Publié par Marion Thuillier  |  Mis à jour le par

Votre enfant ne réussit pas en classe ? Il s'y ennuie ? Peut-être est-il simplement surdoué ? Comment repérer un enfant surdoué ? Anne Débarède répond à vos questions.

« Mon enfant ne réussit pas en classe parce qu’il s’y ennuie car il est trop intelligent », comment expliquez-vous que cette opinion soit de plus en plus répandue ?

Autrefois, on pensait plutôt « mon enfant ne travaille pas bien à l’école, il n’est pas assez intelligent ». La logique s’est inversée pour devenir aujourd’hui un vrai phénomène de mode. C’est paradoxal, mais surtout plus satisfaisant pour le narcissisme de tout le monde ! Généralement, les parents trouvent les capacités de leur petit remarquables surtout quand il s’agit de leur premier enfant, par absence de points de comparaison. Ils sont par exemple impressionnés lorsque celui-ci se débrouille avec les nouvelles technologies, parce qu’eux-mêmes y sont réticents en raison de leur âge. En fait, les enfants comprennent plus vite comment ça marche car ils ne sont pas inhibés.

Comment peut-on repérer qu’un enfant est surdoué ?

A-t-on vraiment besoin de catégoriser les enfants ? Chaque cas est individuel et il ne faut pas oublier que les « surdoués » ou enfants jugés précoces, définis par un QI (quotient intellectuel) supérieur à 130, ne représentent que 2 % de la population. Les parents impressionnés par les capacités de leur enfant se ruent souvent chez un spécialiste pour faire évaluer ledit QI. Il ne s’agit pourtant que d’une notion statistique, très compliquée, qui permet d’établir un classement, à un moment donné, des enfants entre eux. Tout dépend donc du groupe constitué pour établir la comparaison. Le QI est utile aux professionnels, mais je pense qu’on ne devrait pas le révéler aux parents sans explications précises.
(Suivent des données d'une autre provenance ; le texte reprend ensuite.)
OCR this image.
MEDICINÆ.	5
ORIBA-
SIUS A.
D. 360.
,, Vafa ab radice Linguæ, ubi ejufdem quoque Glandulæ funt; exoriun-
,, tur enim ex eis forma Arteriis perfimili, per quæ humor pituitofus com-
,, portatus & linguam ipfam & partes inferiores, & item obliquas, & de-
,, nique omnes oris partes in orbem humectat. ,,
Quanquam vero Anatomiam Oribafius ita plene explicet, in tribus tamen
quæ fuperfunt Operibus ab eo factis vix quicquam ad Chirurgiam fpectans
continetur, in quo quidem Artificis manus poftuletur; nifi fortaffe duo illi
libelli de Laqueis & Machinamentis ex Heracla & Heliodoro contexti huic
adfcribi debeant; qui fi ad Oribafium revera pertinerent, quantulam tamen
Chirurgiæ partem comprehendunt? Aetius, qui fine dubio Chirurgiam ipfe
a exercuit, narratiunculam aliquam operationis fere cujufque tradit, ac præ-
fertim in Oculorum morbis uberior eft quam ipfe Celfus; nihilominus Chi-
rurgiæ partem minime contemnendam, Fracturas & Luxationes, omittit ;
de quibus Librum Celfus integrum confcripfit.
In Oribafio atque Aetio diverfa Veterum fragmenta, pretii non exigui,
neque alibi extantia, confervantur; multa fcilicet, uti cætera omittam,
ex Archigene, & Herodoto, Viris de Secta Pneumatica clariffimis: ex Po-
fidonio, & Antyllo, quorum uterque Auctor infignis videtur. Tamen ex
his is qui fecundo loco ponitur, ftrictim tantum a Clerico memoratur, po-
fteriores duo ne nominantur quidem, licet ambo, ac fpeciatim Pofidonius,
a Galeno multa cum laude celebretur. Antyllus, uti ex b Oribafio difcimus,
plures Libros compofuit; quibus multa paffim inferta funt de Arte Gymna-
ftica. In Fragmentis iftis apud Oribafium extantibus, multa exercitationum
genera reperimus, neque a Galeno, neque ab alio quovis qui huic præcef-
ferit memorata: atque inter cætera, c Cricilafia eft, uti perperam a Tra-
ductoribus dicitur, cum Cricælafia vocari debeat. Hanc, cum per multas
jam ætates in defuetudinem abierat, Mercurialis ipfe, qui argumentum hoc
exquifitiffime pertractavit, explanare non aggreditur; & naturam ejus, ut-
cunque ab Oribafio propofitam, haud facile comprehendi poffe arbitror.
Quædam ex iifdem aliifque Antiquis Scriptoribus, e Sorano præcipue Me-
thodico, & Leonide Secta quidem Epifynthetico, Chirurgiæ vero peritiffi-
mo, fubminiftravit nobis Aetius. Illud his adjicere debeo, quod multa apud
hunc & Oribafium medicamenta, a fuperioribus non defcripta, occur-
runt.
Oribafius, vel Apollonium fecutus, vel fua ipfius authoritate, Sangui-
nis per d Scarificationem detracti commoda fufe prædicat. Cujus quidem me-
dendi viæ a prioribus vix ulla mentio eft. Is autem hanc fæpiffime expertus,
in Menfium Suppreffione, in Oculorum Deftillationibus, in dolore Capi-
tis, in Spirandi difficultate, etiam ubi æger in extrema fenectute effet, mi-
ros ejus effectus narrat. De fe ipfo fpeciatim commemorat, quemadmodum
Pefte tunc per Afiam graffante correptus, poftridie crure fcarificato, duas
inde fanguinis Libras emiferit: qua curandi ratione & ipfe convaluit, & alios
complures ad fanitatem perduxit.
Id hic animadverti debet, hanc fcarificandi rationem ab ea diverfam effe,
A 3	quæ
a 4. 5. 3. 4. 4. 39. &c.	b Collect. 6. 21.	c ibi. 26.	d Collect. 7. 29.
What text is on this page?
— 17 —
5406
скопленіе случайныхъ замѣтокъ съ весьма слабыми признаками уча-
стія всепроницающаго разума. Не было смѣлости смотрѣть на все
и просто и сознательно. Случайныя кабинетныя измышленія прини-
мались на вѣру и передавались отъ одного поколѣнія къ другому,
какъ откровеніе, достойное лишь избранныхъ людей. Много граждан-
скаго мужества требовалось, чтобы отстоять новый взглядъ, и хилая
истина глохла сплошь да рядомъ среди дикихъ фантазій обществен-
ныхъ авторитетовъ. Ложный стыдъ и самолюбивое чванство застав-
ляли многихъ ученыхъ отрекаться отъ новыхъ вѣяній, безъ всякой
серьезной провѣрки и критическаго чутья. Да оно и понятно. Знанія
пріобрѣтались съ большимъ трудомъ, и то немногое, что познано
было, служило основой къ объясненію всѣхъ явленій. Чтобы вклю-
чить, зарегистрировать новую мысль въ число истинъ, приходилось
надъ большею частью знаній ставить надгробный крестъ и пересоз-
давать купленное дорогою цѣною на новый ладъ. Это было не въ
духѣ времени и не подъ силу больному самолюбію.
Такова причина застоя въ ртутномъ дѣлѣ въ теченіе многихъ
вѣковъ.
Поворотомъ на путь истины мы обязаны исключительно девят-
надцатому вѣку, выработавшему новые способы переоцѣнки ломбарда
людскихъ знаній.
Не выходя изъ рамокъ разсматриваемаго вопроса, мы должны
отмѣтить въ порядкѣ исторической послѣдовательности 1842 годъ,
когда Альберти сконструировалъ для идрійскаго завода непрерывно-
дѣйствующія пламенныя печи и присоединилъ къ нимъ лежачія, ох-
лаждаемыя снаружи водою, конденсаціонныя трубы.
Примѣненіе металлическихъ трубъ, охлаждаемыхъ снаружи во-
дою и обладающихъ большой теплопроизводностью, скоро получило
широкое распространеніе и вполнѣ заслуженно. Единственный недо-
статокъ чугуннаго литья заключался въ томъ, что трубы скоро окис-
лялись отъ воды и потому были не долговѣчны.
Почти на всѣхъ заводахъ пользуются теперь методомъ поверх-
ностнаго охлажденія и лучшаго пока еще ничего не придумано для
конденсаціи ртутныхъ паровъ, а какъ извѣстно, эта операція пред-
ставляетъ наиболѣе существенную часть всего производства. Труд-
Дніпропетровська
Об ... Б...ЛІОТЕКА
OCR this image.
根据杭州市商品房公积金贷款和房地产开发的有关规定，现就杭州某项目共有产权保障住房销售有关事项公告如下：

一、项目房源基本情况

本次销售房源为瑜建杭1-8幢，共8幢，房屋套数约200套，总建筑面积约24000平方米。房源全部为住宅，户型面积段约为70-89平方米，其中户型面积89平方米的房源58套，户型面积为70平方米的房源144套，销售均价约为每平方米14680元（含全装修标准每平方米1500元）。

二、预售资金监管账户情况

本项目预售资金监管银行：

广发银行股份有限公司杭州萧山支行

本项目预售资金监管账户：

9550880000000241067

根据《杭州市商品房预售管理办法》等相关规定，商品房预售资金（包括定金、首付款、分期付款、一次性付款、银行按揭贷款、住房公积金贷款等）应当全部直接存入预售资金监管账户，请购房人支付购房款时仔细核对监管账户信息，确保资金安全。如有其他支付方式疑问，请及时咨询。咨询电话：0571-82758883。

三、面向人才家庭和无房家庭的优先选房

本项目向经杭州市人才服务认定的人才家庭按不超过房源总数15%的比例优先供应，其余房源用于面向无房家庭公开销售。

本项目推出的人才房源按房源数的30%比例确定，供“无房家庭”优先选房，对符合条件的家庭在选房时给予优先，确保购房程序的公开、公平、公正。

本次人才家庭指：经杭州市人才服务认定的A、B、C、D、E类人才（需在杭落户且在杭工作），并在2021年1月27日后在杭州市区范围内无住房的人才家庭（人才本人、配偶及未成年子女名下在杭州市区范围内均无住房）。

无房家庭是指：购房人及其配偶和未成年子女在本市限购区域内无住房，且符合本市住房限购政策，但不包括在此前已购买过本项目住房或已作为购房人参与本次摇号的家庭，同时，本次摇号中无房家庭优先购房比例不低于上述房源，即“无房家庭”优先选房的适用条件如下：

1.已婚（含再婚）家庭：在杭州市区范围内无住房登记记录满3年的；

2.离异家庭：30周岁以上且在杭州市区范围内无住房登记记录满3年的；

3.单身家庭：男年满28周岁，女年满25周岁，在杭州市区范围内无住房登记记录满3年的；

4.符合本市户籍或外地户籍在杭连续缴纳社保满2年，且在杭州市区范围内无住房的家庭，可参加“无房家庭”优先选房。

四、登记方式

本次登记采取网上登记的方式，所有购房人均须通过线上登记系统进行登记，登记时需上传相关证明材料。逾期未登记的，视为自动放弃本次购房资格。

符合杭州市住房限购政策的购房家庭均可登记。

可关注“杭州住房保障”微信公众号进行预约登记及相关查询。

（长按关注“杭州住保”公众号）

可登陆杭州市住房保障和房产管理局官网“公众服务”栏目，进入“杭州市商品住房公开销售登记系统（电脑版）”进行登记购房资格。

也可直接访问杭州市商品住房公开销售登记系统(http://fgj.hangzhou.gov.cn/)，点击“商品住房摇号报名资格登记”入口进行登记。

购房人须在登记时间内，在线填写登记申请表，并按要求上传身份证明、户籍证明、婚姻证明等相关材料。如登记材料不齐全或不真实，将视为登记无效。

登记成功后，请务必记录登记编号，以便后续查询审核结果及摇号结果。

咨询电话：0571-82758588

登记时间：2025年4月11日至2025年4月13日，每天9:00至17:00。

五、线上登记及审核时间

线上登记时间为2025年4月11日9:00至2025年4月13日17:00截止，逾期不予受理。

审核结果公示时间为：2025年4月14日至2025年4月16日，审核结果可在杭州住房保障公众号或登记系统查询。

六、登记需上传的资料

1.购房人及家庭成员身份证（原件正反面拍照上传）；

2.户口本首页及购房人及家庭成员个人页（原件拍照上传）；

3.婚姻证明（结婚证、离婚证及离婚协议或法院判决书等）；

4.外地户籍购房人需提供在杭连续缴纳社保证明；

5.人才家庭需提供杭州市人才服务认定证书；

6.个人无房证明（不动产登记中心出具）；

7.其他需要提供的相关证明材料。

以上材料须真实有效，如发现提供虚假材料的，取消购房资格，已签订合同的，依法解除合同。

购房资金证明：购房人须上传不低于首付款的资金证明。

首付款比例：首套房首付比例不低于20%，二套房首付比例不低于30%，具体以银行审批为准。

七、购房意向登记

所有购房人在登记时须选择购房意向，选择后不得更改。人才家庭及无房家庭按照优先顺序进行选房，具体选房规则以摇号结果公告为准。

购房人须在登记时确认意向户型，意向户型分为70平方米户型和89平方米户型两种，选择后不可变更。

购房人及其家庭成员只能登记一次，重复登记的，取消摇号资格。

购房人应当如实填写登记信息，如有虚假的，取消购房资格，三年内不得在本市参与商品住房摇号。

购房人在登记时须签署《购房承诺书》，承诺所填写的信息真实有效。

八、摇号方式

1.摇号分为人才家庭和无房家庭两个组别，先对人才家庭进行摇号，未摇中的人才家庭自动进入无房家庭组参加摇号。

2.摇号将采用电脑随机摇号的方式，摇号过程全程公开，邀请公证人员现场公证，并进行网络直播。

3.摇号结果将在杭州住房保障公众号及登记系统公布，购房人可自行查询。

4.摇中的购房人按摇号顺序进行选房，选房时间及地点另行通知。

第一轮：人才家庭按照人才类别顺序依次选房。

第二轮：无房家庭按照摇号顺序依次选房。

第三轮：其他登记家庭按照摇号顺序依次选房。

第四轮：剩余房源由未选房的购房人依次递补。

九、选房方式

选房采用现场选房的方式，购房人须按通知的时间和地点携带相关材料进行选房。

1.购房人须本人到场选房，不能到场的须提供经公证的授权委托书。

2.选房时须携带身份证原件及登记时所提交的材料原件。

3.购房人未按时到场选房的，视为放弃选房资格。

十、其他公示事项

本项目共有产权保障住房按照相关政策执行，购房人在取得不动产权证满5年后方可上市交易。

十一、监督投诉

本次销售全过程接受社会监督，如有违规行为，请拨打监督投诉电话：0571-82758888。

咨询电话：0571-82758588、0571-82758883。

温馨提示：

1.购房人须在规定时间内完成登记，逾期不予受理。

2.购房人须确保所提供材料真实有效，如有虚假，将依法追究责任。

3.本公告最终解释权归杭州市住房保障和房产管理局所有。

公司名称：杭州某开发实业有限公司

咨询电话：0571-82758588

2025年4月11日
Sinon, ils s’en servent pour justifier la cause de tous les problèmes de leur enfant, notamment dans le domaine scolaire, sans chercher à comprendre.

La précocité intellectuelle s’accompagne-t-elle forcément de difficultés scolaires ?

Non. Certains enfants très intelligents ne rencontrent pas de problèmes à l’école. La réussite scolaire tient à un ensemble de facteurs. Les enfants qui ont de bons résultats sont surtout les plus motivés et les plus travailleurs. Expliquer l’échec scolaire uniquement par une trop grande intelligence n’est absolument pas scientifique. Un rendement scolaire insuffisant peut aussi être dû à un enseignant médiocre ou parce qu’on ne tient pas compte des matières dans lesquelles l’enfant est le plus compétent.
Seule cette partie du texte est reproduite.